1.7 Proof of Theorem 2

Instead of proving the theorem for the listed mechanisms, we prove it for a general class of mechanisms by using axioms.

Claim 2

Let \(\Psi =(\varphi ^{1},\varphi ^{2})\) be a system such that \( \varphi ^{1}\) is individually rational, non-wasteful, and

  1. (a)

    Mutually fair, and favors higher ranks, or

  2. (b)

    Population monotonic, weakly non-bossy, and fair.

Every NE outcome of the preference revelation game associated with \(\Psi \) leads to a matching \(\mu \) in which there does not exist an agent pair (ij) such that \(\mu (j)\in S^{1},\)\(\mu (j)\)\(P_{i}\)\(\mu (i)\) and \( i\succ _{\mu (j)}j.\)

Proof

Consider an arbitrary sequential problem \((I,S,S^{1},P,q,\succ )\).
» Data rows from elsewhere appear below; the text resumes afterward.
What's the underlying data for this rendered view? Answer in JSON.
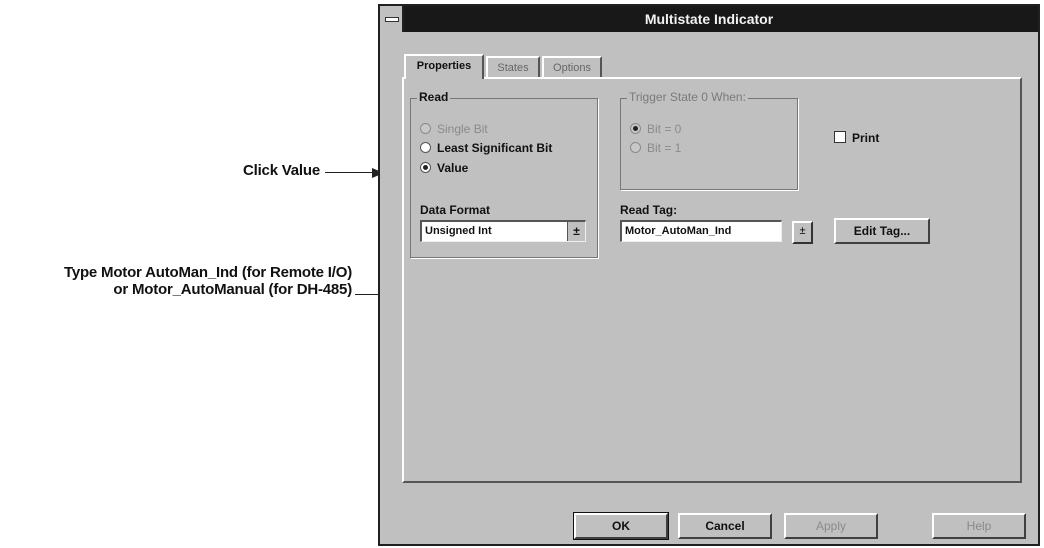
{
  "annotations": {
    "click_value": "Click Value",
    "type_line1": "Type Motor AutoMan_Ind (for Remote I/O)",
    "type_line2": "or Motor_AutoManual (for DH-485)"
  },
  "window": {
    "title": "Multistate Indicator"
  },
  "tabs": [
    {
      "label": "Properties",
      "active": true
    },
    {
      "label": "States",
      "active": false
    },
    {
      "label": "Options",
      "active": false
    }
  ],
  "read_group": {
    "label": "Read",
    "options": [
      {
        "label": "Single Bit",
        "selected": false,
        "enabled": false
      },
      {
        "label": "Least Significant Bit",
        "selected": false,
        "enabled": true
      },
      {
        "label": "Value",
        "selected": true,
        "enabled": true
      }
    ],
    "data_format_label": "Data Format",
    "data_format_value": "Unsigned Int"
  },
  "trigger_group": {
    "label": "Trigger State 0 When:",
    "options": [
      {
        "label": "Bit = 0",
        "selected": true,
        "enabled": false
      },
      {
        "label": "Bit = 1",
        "selected": false,
        "enabled": false
      }
    ]
  },
  "print_checkbox": {
    "label": "Print",
    "checked": false
  },
  "read_tag": {
    "label": "Read Tag:",
    "value": "Motor_AutoMan_Ind"
  },
  "buttons": {
    "edit_tag": "Edit Tag...",
    "ok": "OK",
    "cancel": "Cancel",
    "apply": "Apply",
    "help": "Help"
  },
  "icons": {
    "dropdown": "±"
  },
  "colors": {
    "titlebar": "#181818",
    "dialog_bg": "#c0c0c0"
  }
}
Let \( Q=(Q_{i}^{1},Q_{i}^{2})_{i\in I}\) be an NE profile and \(\mu \) be the associated equilibrium outcome. Here, \(Q_{i}^{t}\) is a strict ranking over the available schools, including \(\emptyset \), at round \(t\in \{1,2\}\). Suppose there exist two agents \(i,j\in I\) such that \(\mu (j)\in S^{1},\)\(\mu (j)P_{i}\mu (i)\) and \(i\succ _{\mu (j)}j\). By individual rationality, \( j\succ _{\mu (j)}\emptyset \). Let \(\mu (j)=s\), \(I^{\prime }=\{i^{\prime }\in I|sP_{i^{\prime }}\mu (i^{\prime })\) and \(i^{\prime }\succ _{s}j\}\) and \({\widehat{i}}\in I^{\prime }\) be the agent who has the highest priority for s among the ones in \(I^{\prime }\). We claim that submitting \( (Q^{\prime },Q_{i}^{2})\) where \(Q^{\prime }:s\)\(Q^{\prime }\)\(\emptyset \)\( Q^{\prime }\)\(x\ \)for all \(x\in S^{1}\diagdown \{s\}\) is a profitable deviation for \({\widehat{i}}\).
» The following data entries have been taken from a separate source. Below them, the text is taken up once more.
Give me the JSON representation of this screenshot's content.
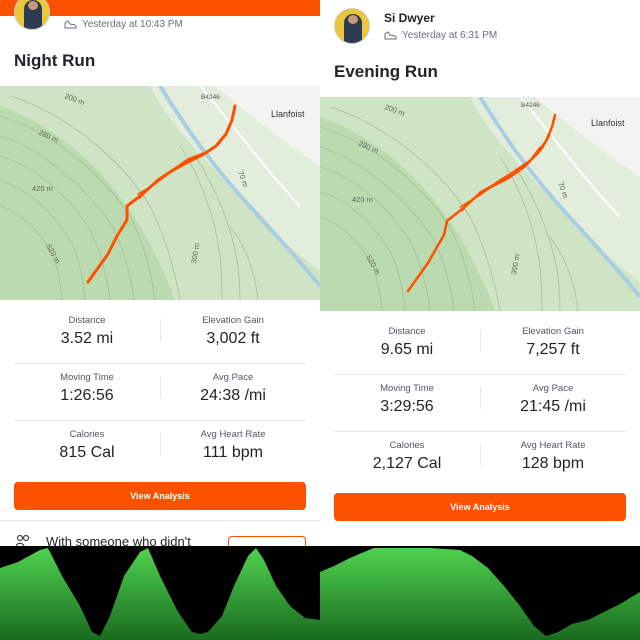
{
  "colors": {
    "accent": "#fc5200",
    "route": "#fc5200",
    "elevation_fill_top": "#4fd24f",
    "elevation_fill_bottom": "#1a6b1f"
  },
  "left": {
    "timestamp": "Yesterday at 10:43 PM",
    "title": "Night Run",
    "map": {
      "labels": {
        "c200": "200 m",
        "c280": "280 m",
        "c420": "420 m",
        "c520": "520 m",
        "c300": "300 m",
        "c70": "70 m",
        "road": "B4246",
        "town": "Llanfoist"
      }
    },
    "stats": [
      {
        "label": "Distance",
        "value": "3.52 mi"
      },
      {
        "label": "Elevation Gain",
        "value": "3,002 ft"
      },
      {
        "label": "Moving Time",
        "value": "1:26:56"
      },
      {
        "label": "Avg Pace",
        "value": "24:38 /mi"
      },
      {
        "label": "Calories",
        "value": "815 Cal"
      },
      {
        "label": "Avg Heart Rate",
        "value": "111 bpm"
      }
    ],
    "button": "View Analysis",
    "promo_text": "With someone who didn't"
  },
  "right": {
    "athlete": "Si Dwyer",
    "timestamp": "Yesterday at 6:31 PM",
    "title": "Evening Run",
    "map": {
      "labels": {
        "c200": "200 m",
        "c280": "280 m",
        "c420": "420 m",
        "c520": "520 m",
        "c300": "300 m",
        "c70": "70 m",
        "road": "B4246",
        "town": "Llanfoist"
      }
    },
    "stats": [
      {
        "label": "Distance",
        "value": "9.65 mi"
      },
      {
        "label": "Elevation Gain",
        "value": "7,257 ft"
      },
      {
        "label": "Moving Time",
        "value": "3:29:56"
      },
      {
        "label": "Avg Pace",
        "value": "21:45 /mi"
      },
      {
        "label": "Calories",
        "value": "2,127 Cal"
      },
      {
        "label": "Avg Heart Rate",
        "value": "128 bpm"
      }
    ],
    "button": "View Analysis"
  }
}
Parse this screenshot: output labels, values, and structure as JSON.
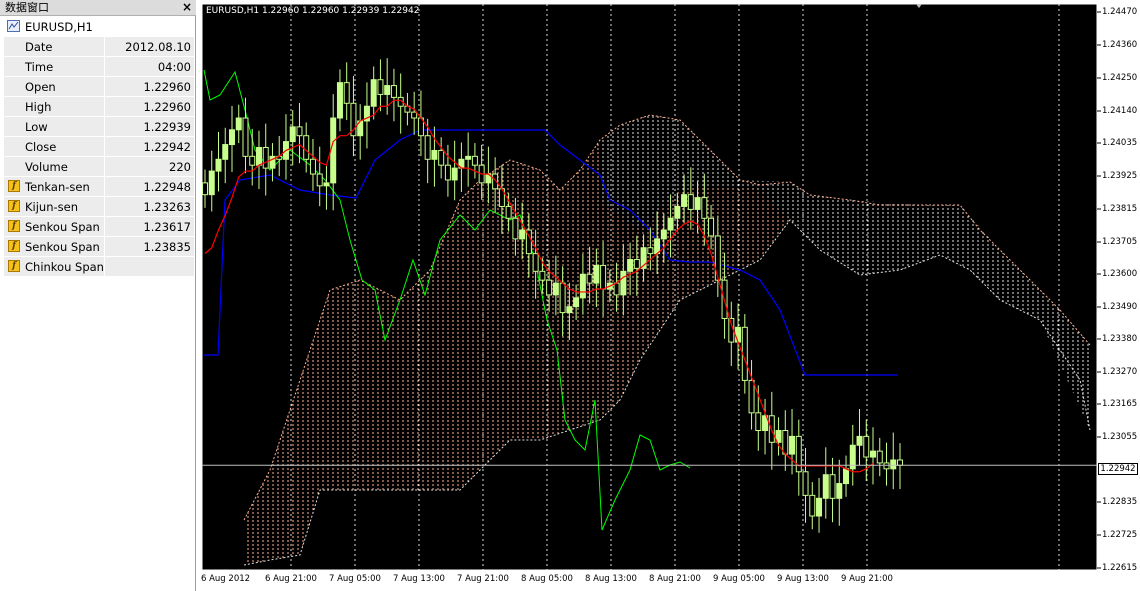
{
  "data_window": {
    "title": "数据窗口",
    "close_label": "×",
    "symbol": "EURUSD,H1",
    "rows": [
      {
        "label": "Date",
        "value": "2012.08.10",
        "icon": ""
      },
      {
        "label": "Time",
        "value": "04:00",
        "icon": ""
      },
      {
        "label": "Open",
        "value": "1.22960",
        "icon": ""
      },
      {
        "label": "High",
        "value": "1.22960",
        "icon": ""
      },
      {
        "label": "Low",
        "value": "1.22939",
        "icon": ""
      },
      {
        "label": "Close",
        "value": "1.22942",
        "icon": ""
      },
      {
        "label": "Volume",
        "value": "220",
        "icon": ""
      },
      {
        "label": "Tenkan-sen",
        "value": "1.22948",
        "icon": "indicator-f-icon"
      },
      {
        "label": "Kijun-sen",
        "value": "1.23263",
        "icon": "indicator-f-icon"
      },
      {
        "label": "Senkou Span",
        "value": "1.23617",
        "icon": "indicator-f-icon"
      },
      {
        "label": "Senkou Span",
        "value": "1.23835",
        "icon": "indicator-f-icon"
      },
      {
        "label": "Chinkou Span",
        "value": "",
        "icon": "indicator-f-icon"
      }
    ]
  },
  "chart": {
    "header": "EURUSD,H1  1.22960 1.22960 1.22939 1.22942",
    "current_price": "1.22942",
    "price_labels": [
      "1.24470",
      "1.24360",
      "1.24250",
      "1.24140",
      "1.24035",
      "1.23925",
      "1.23815",
      "1.23705",
      "1.23600",
      "1.23490",
      "1.23380",
      "1.23270",
      "1.23165",
      "1.23055",
      "1.22835",
      "1.22725",
      "1.22615"
    ],
    "time_labels": [
      "6 Aug 2012",
      "6 Aug 21:00",
      "7 Aug 05:00",
      "7 Aug 13:00",
      "7 Aug 21:00",
      "8 Aug 05:00",
      "8 Aug 13:00",
      "8 Aug 21:00",
      "9 Aug 05:00",
      "9 Aug 13:00",
      "9 Aug 21:00"
    ],
    "colors": {
      "background": "#000000",
      "candles": "#c8ff8c",
      "tenkan": "#ff0000",
      "kijun": "#0000ff",
      "chinkou": "#00ff00",
      "cloud_bull": "#ffb090",
      "cloud_bear": "#e0e0e0",
      "grid": "#ffffff"
    }
  },
  "chart_data": {
    "type": "candlestick",
    "symbol": "EURUSD",
    "timeframe": "H1",
    "last_bar": {
      "open": 1.2296,
      "high": 1.2296,
      "low": 1.22939,
      "close": 1.22942
    },
    "ylim": [
      1.2258,
      1.245
    ],
    "y_ticks": [
      1.2447,
      1.2436,
      1.2425,
      1.2414,
      1.24035,
      1.23925,
      1.23815,
      1.23705,
      1.236,
      1.2349,
      1.2338,
      1.2327,
      1.23165,
      1.23055,
      1.22835,
      1.22725,
      1.22615
    ],
    "x_ticks": [
      "6 Aug 2012",
      "6 Aug 21:00",
      "7 Aug 05:00",
      "7 Aug 13:00",
      "7 Aug 21:00",
      "8 Aug 05:00",
      "8 Aug 13:00",
      "8 Aug 21:00",
      "9 Aug 05:00",
      "9 Aug 13:00",
      "9 Aug 21:00"
    ],
    "closes": [
      1.2386,
      1.2394,
      1.2398,
      1.2403,
      1.2408,
      1.2412,
      1.2399,
      1.2396,
      1.2402,
      1.2395,
      1.2399,
      1.2398,
      1.2404,
      1.2409,
      1.2406,
      1.2398,
      1.2393,
      1.2389,
      1.239,
      1.2412,
      1.2424,
      1.2417,
      1.2406,
      1.2411,
      1.2416,
      1.2425,
      1.242,
      1.2423,
      1.2419,
      1.2416,
      1.2414,
      1.2412,
      1.2406,
      1.2398,
      1.2401,
      1.2396,
      1.2391,
      1.2395,
      1.2398,
      1.2399,
      1.2396,
      1.239,
      1.2393,
      1.2388,
      1.2382,
      1.2378,
      1.2371,
      1.2374,
      1.2366,
      1.236,
      1.2357,
      1.2352,
      1.2356,
      1.2346,
      1.2348,
      1.2351,
      1.2359,
      1.2356,
      1.2362,
      1.2354,
      1.2356,
      1.2352,
      1.236,
      1.2364,
      1.2361,
      1.2368,
      1.2366,
      1.2371,
      1.2374,
      1.2378,
      1.2382,
      1.2386,
      1.2381,
      1.2385,
      1.2378,
      1.2372,
      1.2357,
      1.2344,
      1.2336,
      1.2341,
      1.2323,
      1.2312,
      1.2306,
      1.2311,
      1.2302,
      1.2306,
      1.2298,
      1.2304,
      1.2292,
      1.2284,
      1.2277,
      1.2283,
      1.2291,
      1.2283,
      1.2288,
      1.2293,
      1.2301,
      1.2304,
      1.2297,
      1.2299,
      1.2295,
      1.2293,
      1.2296,
      1.22942
    ],
    "tenkan": [
      1.2366,
      1.2368,
      1.2374,
      1.2379,
      1.2385,
      1.2392,
      1.2394,
      1.2394,
      1.2396,
      1.2397,
      1.2398,
      1.2399,
      1.2401,
      1.2402,
      1.2403,
      1.2401,
      1.2399,
      1.2397,
      1.2396,
      1.2404,
      1.2406,
      1.2406,
      1.2408,
      1.2411,
      1.2412,
      1.2413,
      1.2416,
      1.2416,
      1.2418,
      1.2418,
      1.2416,
      1.2415,
      1.2412,
      1.2409,
      1.2405,
      1.2402,
      1.2399,
      1.2397,
      1.2395,
      1.2395,
      1.2394,
      1.2393,
      1.2393,
      1.2391,
      1.2388,
      1.2384,
      1.238,
      1.2376,
      1.2372,
      1.2368,
      1.2363,
      1.236,
      1.2358,
      1.2356,
      1.2354,
      1.2353,
      1.2353,
      1.2353,
      1.2354,
      1.2354,
      1.2355,
      1.2356,
      1.2358,
      1.2359,
      1.236,
      1.2362,
      1.2364,
      1.2366,
      1.2368,
      1.2371,
      1.2374,
      1.2376,
      1.2377,
      1.2376,
      1.2372,
      1.2366,
      1.2358,
      1.235,
      1.2342,
      1.2336,
      1.233,
      1.2324,
      1.2318,
      1.2312,
      1.2306,
      1.2301,
      1.2298,
      1.2296,
      1.2294,
      1.2294,
      1.2294,
      1.2294,
      1.2294,
      1.2294,
      1.2294,
      1.2293,
      1.2292,
      1.2292,
      1.2293,
      1.22948
    ]
  }
}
Let \(\varphi ^{1}(Q^{1})=\mu _{1}\), \(\varphi ^{1}(Q^{\prime },Q_{-{\widehat{i}} }^{1})={\widetilde{\mu }}_{1},\) and \({\widetilde{I}}_{1}=\{k\in I|\mu _{1}(k)\ne {\widetilde{\mu }}_{1}(k)=s\}\). Since \(\varphi ^{1}\) is individually rational, either \({\widetilde{\mu }}_{1}({\widehat{i}})=s\) or \( {\widetilde{\mu }}_{1}({\widehat{i}})=\emptyset \). If \({\widetilde{\mu }}_{1}( {\widehat{i}})=s\), then \((Q^{\prime },Q_{i}^{2})\) is a profitable deviation for \({\widehat{i}}\). If \({\widetilde{\mu }}_{1}({\widehat{i}})=\emptyset \), then \(|{\widetilde{\mu }}_{1}^{-1}(s)|=q_{s}\), \(k\succ _{s}{\widehat{i}}\) for all \( k\in \)\({\widetilde{\mu }}_{1}^{-1}(s)\), \({\widetilde{\mu }}_{1}(j)\ne s\) and \( {\widetilde{I}}_{1}\ne \emptyset \). Otherwise, mutual fairness and/or non-wastefulness of \(\varphi ^{1}\) would be violated. Suppose \(\widetilde{ \mu }_{1}({\widehat{i}})=\emptyset \).
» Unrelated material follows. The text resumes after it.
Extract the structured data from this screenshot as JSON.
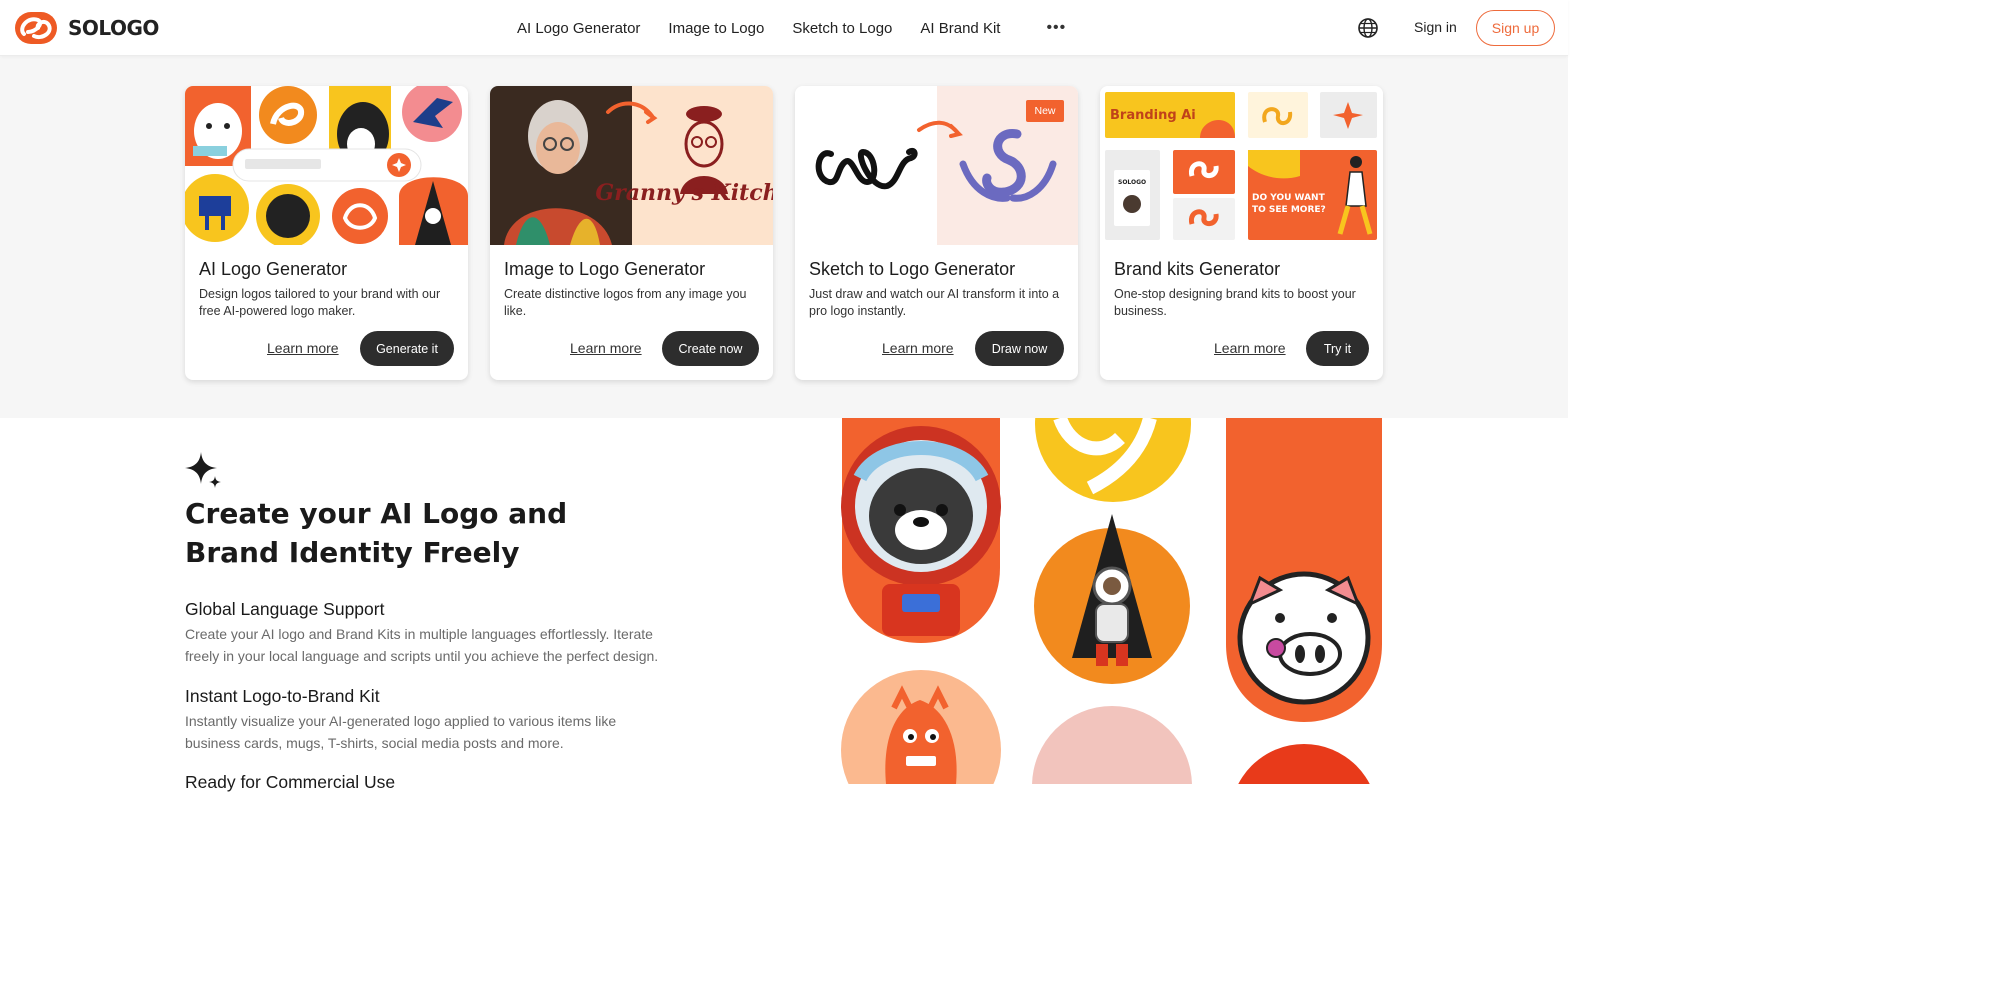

\(\varphi ^{1}\)favors higher ranks and is mutually fair: Since \(\varphi ^{1}\) favors higher ranks, s\(Q_{k}^{1}\)x for all \(x\in S^{1}\cup \{\emptyset \}\) and \(k\in {\widetilde{I}}_{1}\). Then, \(\mu _{1}\) cannot be mutually fair or non-wasteful.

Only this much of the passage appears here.